Deep down, however, those seeking the assurance of a baby coach may have subconsciously made up their mind about child-free future already.
"Some couples will say 'We never consciously made a decision not to have a baby -- it just hasn't happened'. But when you sit down and talk with them, often there's a reason why they've arrived at the age of 40 without a baby," explains psychologist Angela.
"It's quite a primitive urge to want a baby -- couples who resist that may subconsciously be making a decision."
"For me it was always 'someday'" agrees Deirdre Waldron of becoming a mum. "So although I never made a conscious decision not to have kids, I'm still not ready."
"I even went as far as getting a check-up to make sure there were no health issues preventing me from getting pregnant. I got a clean bill of health -- it just wasn't meant to be.
"Now the business is my baby. We recently won a big Excellence in PR award and I'm as proud of that as my sister would be when one of her kids graduates college.
"My logic is that I'm very determined and usually get what I want -- so if I really wanted a child, I would have made it happen by now."

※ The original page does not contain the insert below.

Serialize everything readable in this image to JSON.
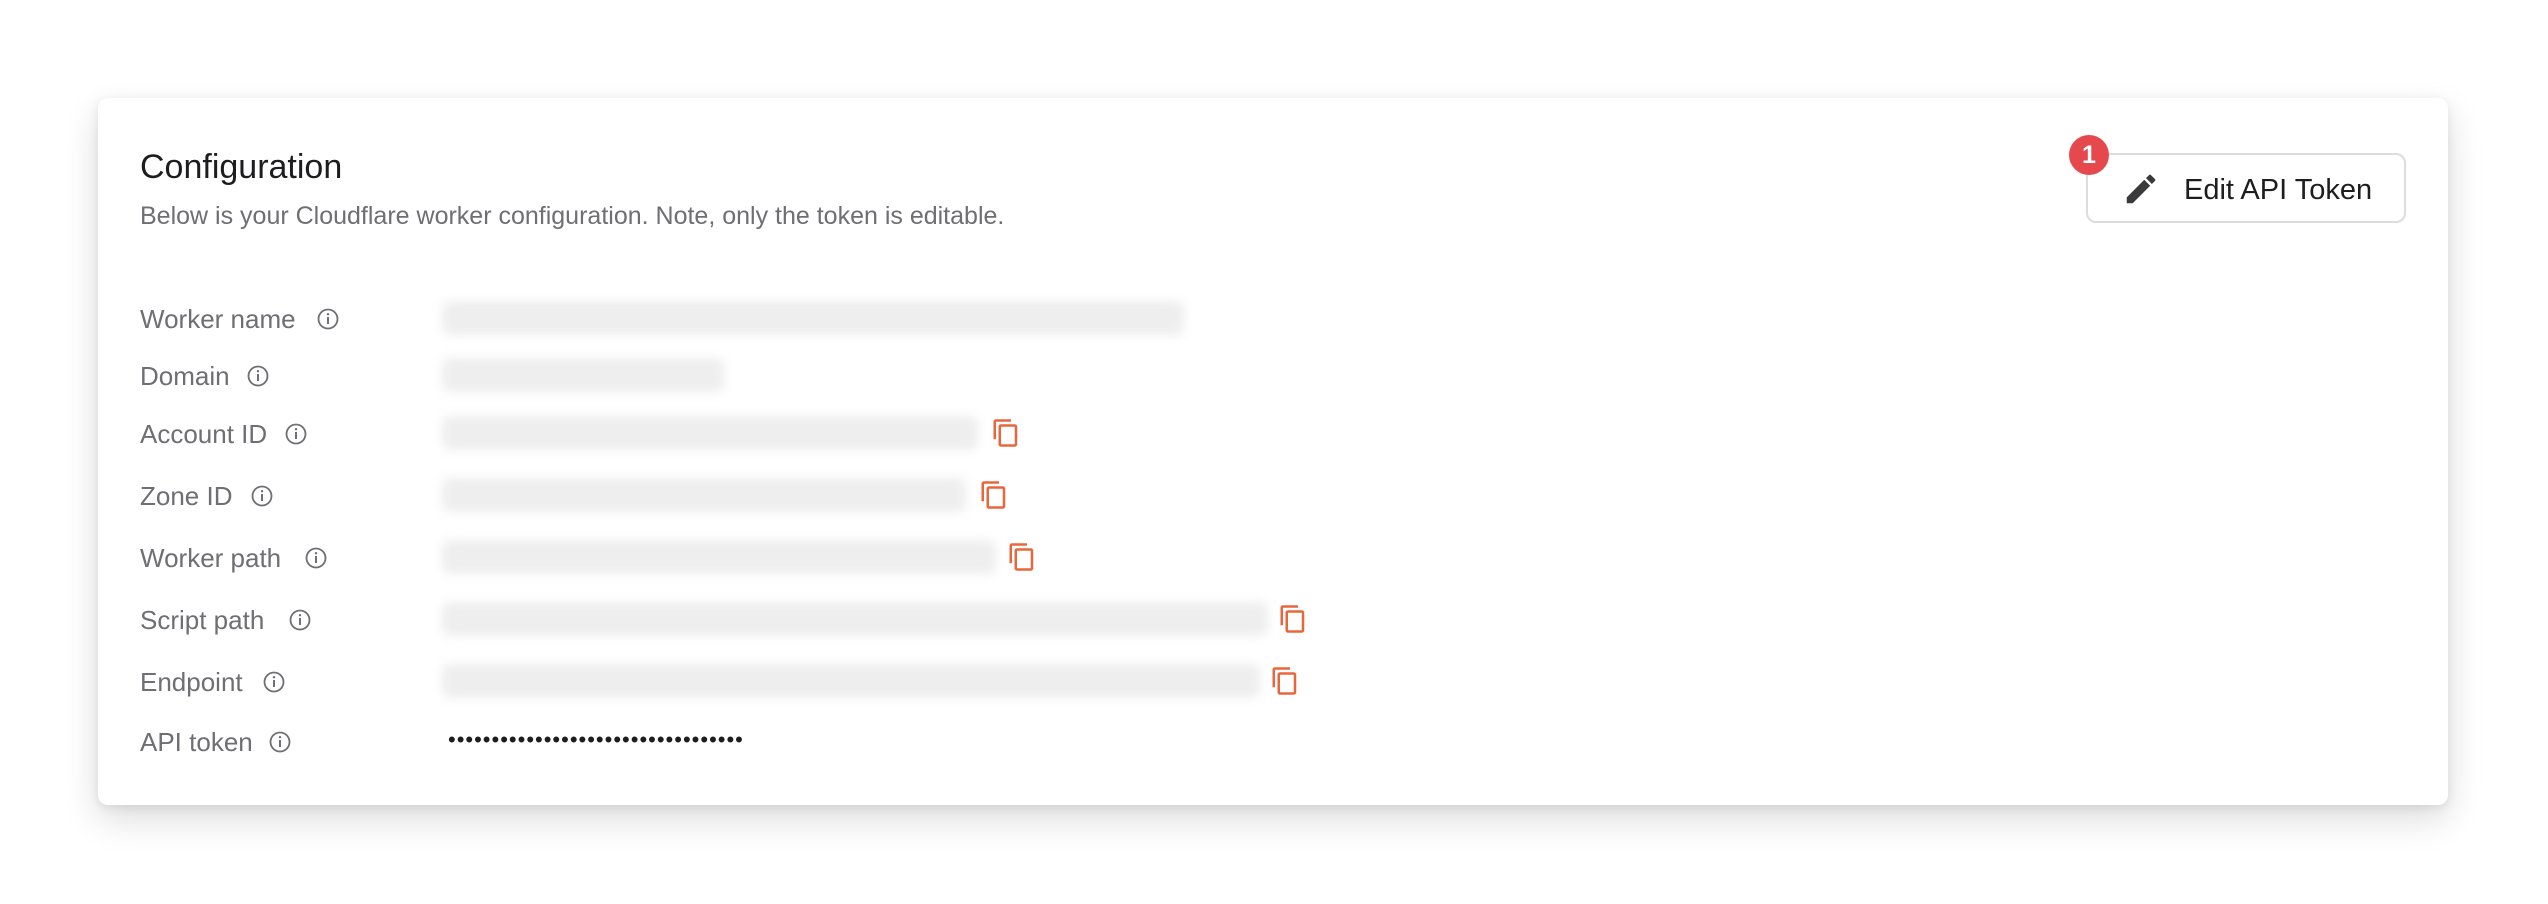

And with exception of a passing existential crisis, Deirdre says she has no regrets over missing out on motherhood.
"Recently, I did get a 10-minute freak out about being 'childless'," she confesses. "My mum passed away a few months ago and a few weeks later my siblings and I had to go through all her possessions like photographs, cards and jewellery -- each with their own memories.
"When I got back home, I suddenly felt very upset at the thought that I wouldn't have anyone to clear out my stuff after I'm gone. But then my other half Greg reminded me of all the people in my life who love me like they are family.
"I don't feel that I missed out by not having kids," Deirdre adds. "And I plan to hold on to my jewellery for some time yet!"